Needle’s eye gray wood – every 30 years two more highway lanes? – News


contents

The Grauholz Autobahn was the first section of the A1 to go into operation. 60 years later, opponents are calling for a motorway stop.

In 1798 the French defeated the Bernese troops at the Grauholz and sealed Old Bern’s dreams of becoming a great power. Today, up to 120,000 trucks and cars thunder across the battlefield. Despite the six-lane expansion in the 1990s, traffic backs up on the bottleneck in the north of Bern almost every day. Is Switzerland’s motorway policy also failing because of the Grauholz?

How a battlefield became a storage machine

The federal government wants to get rid of the daily traffic jams between Bern-Wankdorf and Schönbühl. He is planning an additional motorway lane in each direction for CHF 250 million. The Spurwechsel association sees a never-ending vicious circle in the planned eight-lane expansion. Because in the case of the Grauholz section of the autobahn, history is an example: every autobahn widening leads to additional traffic.
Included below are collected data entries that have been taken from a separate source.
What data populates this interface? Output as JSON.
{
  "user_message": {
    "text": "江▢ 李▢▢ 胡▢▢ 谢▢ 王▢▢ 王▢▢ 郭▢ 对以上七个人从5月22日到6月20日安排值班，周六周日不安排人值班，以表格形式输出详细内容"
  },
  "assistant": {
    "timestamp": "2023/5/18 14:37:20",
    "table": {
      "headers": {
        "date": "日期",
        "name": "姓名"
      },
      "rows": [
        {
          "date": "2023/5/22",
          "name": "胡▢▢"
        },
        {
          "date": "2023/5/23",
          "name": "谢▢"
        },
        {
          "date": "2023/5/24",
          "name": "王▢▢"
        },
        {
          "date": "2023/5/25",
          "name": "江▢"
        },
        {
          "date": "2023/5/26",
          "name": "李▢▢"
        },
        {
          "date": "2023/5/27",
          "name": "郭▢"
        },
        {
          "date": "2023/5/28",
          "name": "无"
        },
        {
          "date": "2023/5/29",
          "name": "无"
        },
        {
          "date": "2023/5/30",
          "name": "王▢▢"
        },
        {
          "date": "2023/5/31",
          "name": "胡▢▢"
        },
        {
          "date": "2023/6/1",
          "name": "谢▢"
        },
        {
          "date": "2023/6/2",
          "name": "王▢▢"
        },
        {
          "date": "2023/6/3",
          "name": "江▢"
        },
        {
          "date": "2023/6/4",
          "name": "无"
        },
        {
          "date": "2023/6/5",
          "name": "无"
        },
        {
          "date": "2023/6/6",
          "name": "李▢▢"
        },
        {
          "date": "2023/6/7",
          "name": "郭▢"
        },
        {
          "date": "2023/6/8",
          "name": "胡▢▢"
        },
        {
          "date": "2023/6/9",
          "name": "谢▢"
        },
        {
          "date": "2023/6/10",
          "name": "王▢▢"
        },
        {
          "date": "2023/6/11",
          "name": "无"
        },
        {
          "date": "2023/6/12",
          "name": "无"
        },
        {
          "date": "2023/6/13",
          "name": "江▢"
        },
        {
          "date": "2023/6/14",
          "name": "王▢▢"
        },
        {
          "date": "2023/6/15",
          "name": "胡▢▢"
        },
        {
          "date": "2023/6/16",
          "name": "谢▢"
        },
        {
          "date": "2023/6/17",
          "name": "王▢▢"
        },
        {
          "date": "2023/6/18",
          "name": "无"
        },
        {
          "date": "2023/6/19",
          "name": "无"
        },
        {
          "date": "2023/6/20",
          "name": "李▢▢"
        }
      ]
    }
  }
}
Who sows roads, reaps traffic

Farmer Christian Salzmann is said to sacrifice a twelve meter wide field strip along the A1 for the Grauholz expansion project. He, too, sees the widening of the motorway as “tackling the symptoms instead of the causes”. Salzmann asks rhetorically: “And then it’s another 30 years and we’re at ten tracks?”
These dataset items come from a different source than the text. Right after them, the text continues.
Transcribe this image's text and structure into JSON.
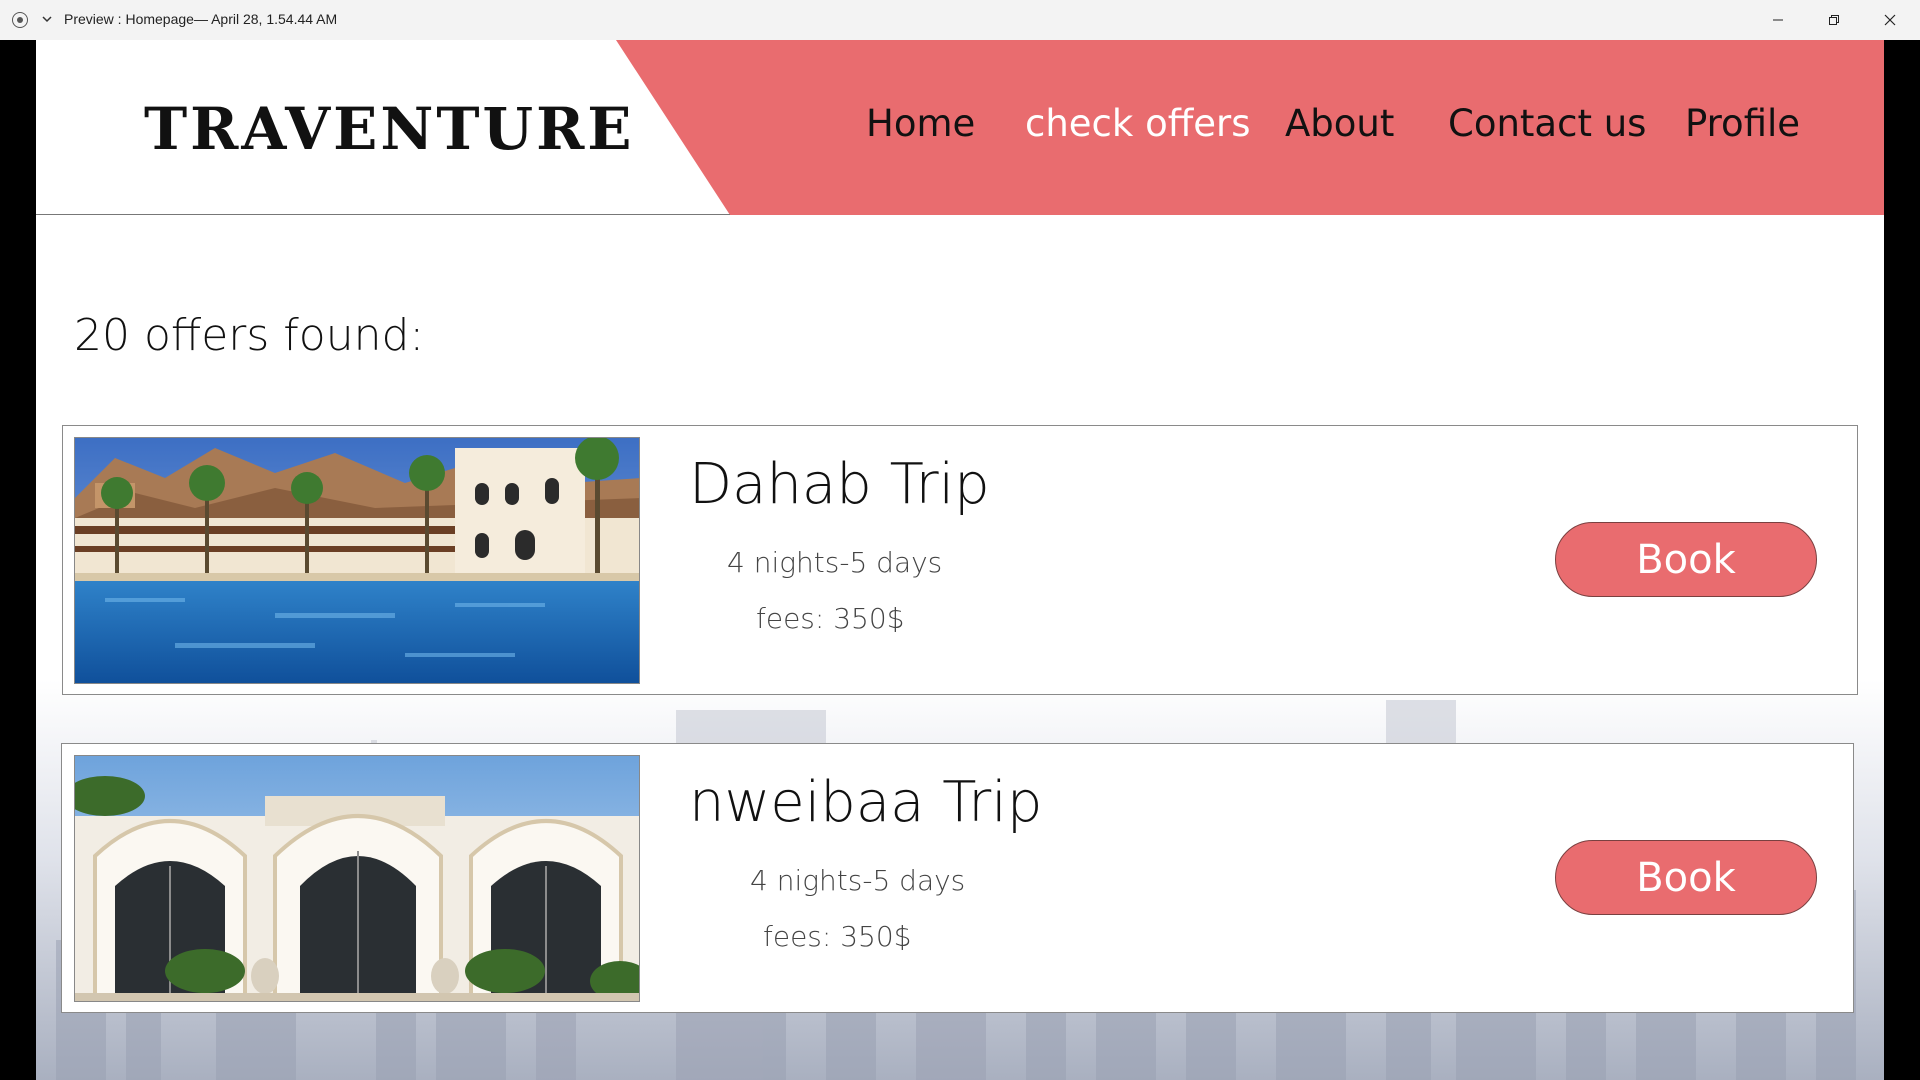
{
  "window": {
    "title": "Preview : Homepage— April 28, 1.54.44 AM"
  },
  "header": {
    "logo": "TRAVENTURE",
    "nav": [
      {
        "label": "Home"
      },
      {
        "label": "check offers"
      },
      {
        "label": "About"
      },
      {
        "label": "Contact us"
      },
      {
        "label": "Profile"
      }
    ],
    "accent_color": "#e96c6f"
  },
  "main": {
    "results_text": "20 offers found:",
    "offers": [
      {
        "title": "Dahab Trip",
        "duration": "4 nights-5 days",
        "fees": "fees: 350$",
        "book_label": "Book",
        "image": "resort-pool-photo"
      },
      {
        "title": "nweibaa Trip",
        "duration": "4 nights-5 days",
        "fees": "fees: 350$",
        "book_label": "Book",
        "image": "white-arched-building-photo"
      }
    ]
  }
}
Opponents of the motorway expansion plead for alternative concepts. They demand that private transport be shifted to public transport or that carpooling be promoted.
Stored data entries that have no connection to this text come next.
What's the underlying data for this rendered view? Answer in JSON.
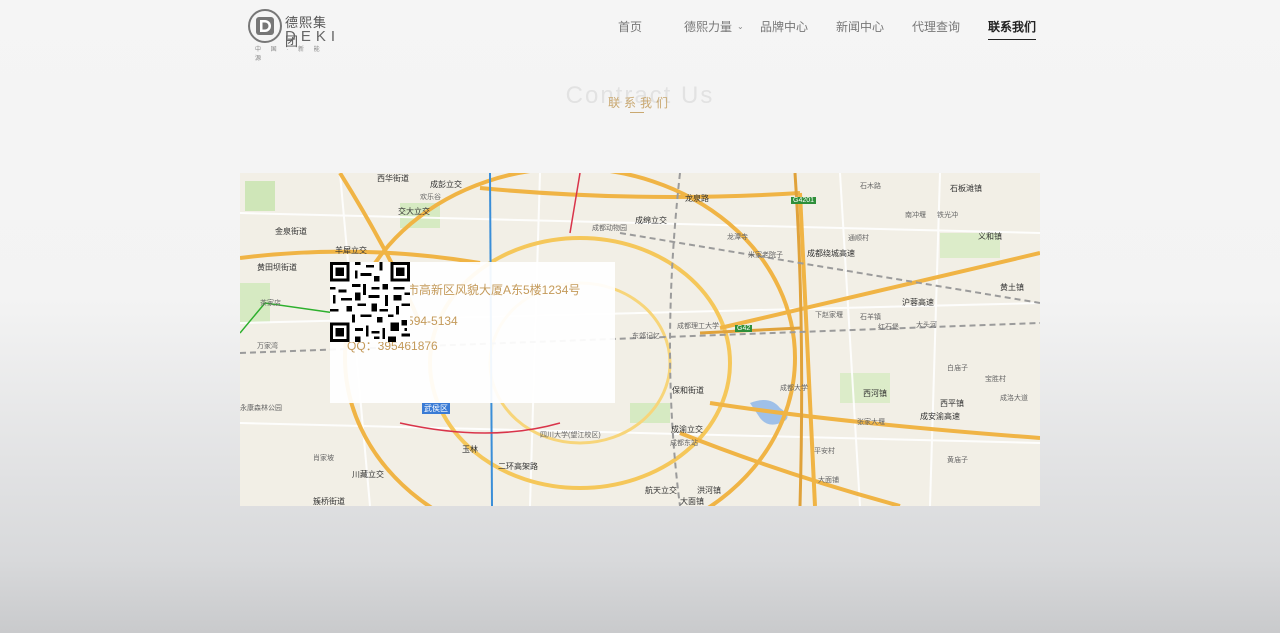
{
  "brand": {
    "name_cn": "德熙集团",
    "name_en": "DEKI",
    "tagline": "中 国 · 新 能 源"
  },
  "nav": {
    "items": [
      {
        "label": "首页",
        "active": false
      },
      {
        "label": "德熙力量",
        "active": false,
        "has_dropdown": true
      },
      {
        "label": "品牌中心",
        "active": false
      },
      {
        "label": "新闻中心",
        "active": false
      },
      {
        "label": "代理查询",
        "active": false
      },
      {
        "label": "联系我们",
        "active": true
      }
    ]
  },
  "section": {
    "title_en": "Contract Us",
    "title_cn": "联系我们"
  },
  "contact": {
    "address": "地址：成都市高新区风貌大厦A东5楼1234号",
    "phone": "电话：400-594-5134",
    "qq": "QQ：395461876"
  },
  "map": {
    "labels": [
      "西华街道",
      "成彭立交",
      "欢乐谷",
      "交大立交",
      "金泉街道",
      "羊犀立交",
      "黄田坝街道",
      "茶家店",
      "万家湾",
      "永康森林公园",
      "肖家坡",
      "川藏立交",
      "簇桥街道",
      "武侯区",
      "玉林",
      "二环高架路",
      "四川大学(望江校区)",
      "成都动物园",
      "成绵立交",
      "龙泉路",
      "龙潭寺",
      "米家老院子",
      "东郊记忆",
      "成都理工大学",
      "保和街道",
      "成都大学",
      "成渝立交",
      "成都东站",
      "航天立交",
      "洪河镇",
      "大面镇",
      "石板滩镇",
      "义和镇",
      "黄土镇",
      "下赵家堰",
      "石羊镇",
      "红石堡",
      "大头河",
      "西河镇",
      "西平镇",
      "张家大堰",
      "白庙子",
      "宝胜村",
      "成洛大道",
      "成安渝高速",
      "沪蓉高速",
      "成都绕城高速",
      "G4201",
      "G42",
      "平安村",
      "大面铺",
      "石木路",
      "南冲堰",
      "铁光冲",
      "通顺村",
      "成都东站",
      "黄庙子"
    ]
  },
  "colors": {
    "accent": "#c9a870",
    "contact_text": "#c49a5a",
    "nav_active": "#222222",
    "nav_inactive": "#777777"
  }
}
Jürg Röthlisberger, Director of the Federal Roads Office Astra, also sees potential for more efficient use of the existing transport infrastructure. However, future traffic growth simply cannot be managed without selective expansion, such as that at Grauholz.

Will there be a ten-lane expansion in 2050?

But can the vicious circle – increased capacity equals traffic growth – be broken with improved traffic management? Astra director Röthlisberger leaves the question of a possible ten-lane expansion in the 2050s open: “Each generation deals with the problems that it is currently facing.” Perhaps future generations would one day dismantle motorway lanes.

Markus Heinzer from the Spurwechsel club does not want to make this bet. Heinzer is currently trying to motivate as many environmental protection organizations as possible to take legal action against the project. The execution project will present the Astra this August.